Correspondence: Dr S Leucht, Klinik für Psychiatrie und Psychotherapie der TU-München, Klinikum rechts der Isar, Technische Universität München, Ismaningerstr. 22, München 81675, Germany. E-mail: stefan.leucht@lrz.tum.de

Received 29 March 2007; Revised 21 November 2007; Accepted 26 November 2007; Published online 8 January 2008.

Abstract

We conducted a systematic review and meta-analysis of randomized controlled trials that compared second-generation antipsychotic (SGA) drugs with placebo in schizophrenic patients and which considered 13 different outcome measures. Thirty-eight randomized controlled trials with 7323 participants were included. All SGA drugs were more effective than placebo, but the pooled effect size (ES) for overall symptoms (primary outcome) was moderate (-0.51). The absolute difference (RD) in responder rates was at 18% (41% responded to drug compared with 24% to placebo, number needed to treat=6). Similar ESs were found for the other efficacy parameters: negative symptoms (ES=-0.39), positive symptoms (ES=-0.48), depression (ES=-0.26), relapse (RD 20%) and discontinuation due to inefficacy (RD 17%). Curiously, the efficacy of haloperidol for negative and depressive symptoms was similar to that of the SGA drugs.
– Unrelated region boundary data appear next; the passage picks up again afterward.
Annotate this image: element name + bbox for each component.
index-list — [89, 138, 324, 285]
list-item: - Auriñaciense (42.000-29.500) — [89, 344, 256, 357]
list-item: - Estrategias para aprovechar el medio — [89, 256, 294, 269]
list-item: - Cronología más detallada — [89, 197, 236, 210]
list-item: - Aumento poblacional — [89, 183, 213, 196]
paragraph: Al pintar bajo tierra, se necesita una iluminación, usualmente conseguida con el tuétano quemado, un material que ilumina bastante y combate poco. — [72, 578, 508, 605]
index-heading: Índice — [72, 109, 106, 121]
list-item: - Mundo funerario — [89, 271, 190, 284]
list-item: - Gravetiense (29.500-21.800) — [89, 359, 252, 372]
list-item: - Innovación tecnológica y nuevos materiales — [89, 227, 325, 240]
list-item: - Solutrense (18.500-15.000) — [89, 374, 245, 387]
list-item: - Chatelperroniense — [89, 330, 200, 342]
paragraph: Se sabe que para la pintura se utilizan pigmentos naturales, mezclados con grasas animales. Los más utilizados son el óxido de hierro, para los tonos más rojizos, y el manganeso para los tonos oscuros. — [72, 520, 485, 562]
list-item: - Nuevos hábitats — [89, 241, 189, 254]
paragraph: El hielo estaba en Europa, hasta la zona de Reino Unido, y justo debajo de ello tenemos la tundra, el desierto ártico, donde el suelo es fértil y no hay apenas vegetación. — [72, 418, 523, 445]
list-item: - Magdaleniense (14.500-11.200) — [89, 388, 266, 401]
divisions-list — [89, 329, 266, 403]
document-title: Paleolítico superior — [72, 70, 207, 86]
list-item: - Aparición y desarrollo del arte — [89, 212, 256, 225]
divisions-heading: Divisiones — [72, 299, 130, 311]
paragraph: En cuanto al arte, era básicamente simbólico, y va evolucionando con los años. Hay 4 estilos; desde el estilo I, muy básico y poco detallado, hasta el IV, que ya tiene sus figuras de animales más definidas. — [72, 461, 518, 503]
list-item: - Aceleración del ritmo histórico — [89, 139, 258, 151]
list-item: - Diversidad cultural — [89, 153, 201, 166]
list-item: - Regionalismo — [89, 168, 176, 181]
In contrast to haloperidol, there was no difference in terms of EPS between any SGA drugs and placebo, and there was also no difference in terms of dropouts due to adverse events. Meta-regression showed a decline in treatment response over time, and a funnel plot suggested the possibility of publication bias. We conclude that the drug versus placebo difference of SGA drugs and haloperidol in recent trials was moderate, and that there is much room for more efficacious compounds. Whether methodological issues account in part for the relatively low efficacy ESs and the scarcity of adverse event differences compared with placebo needs to be established.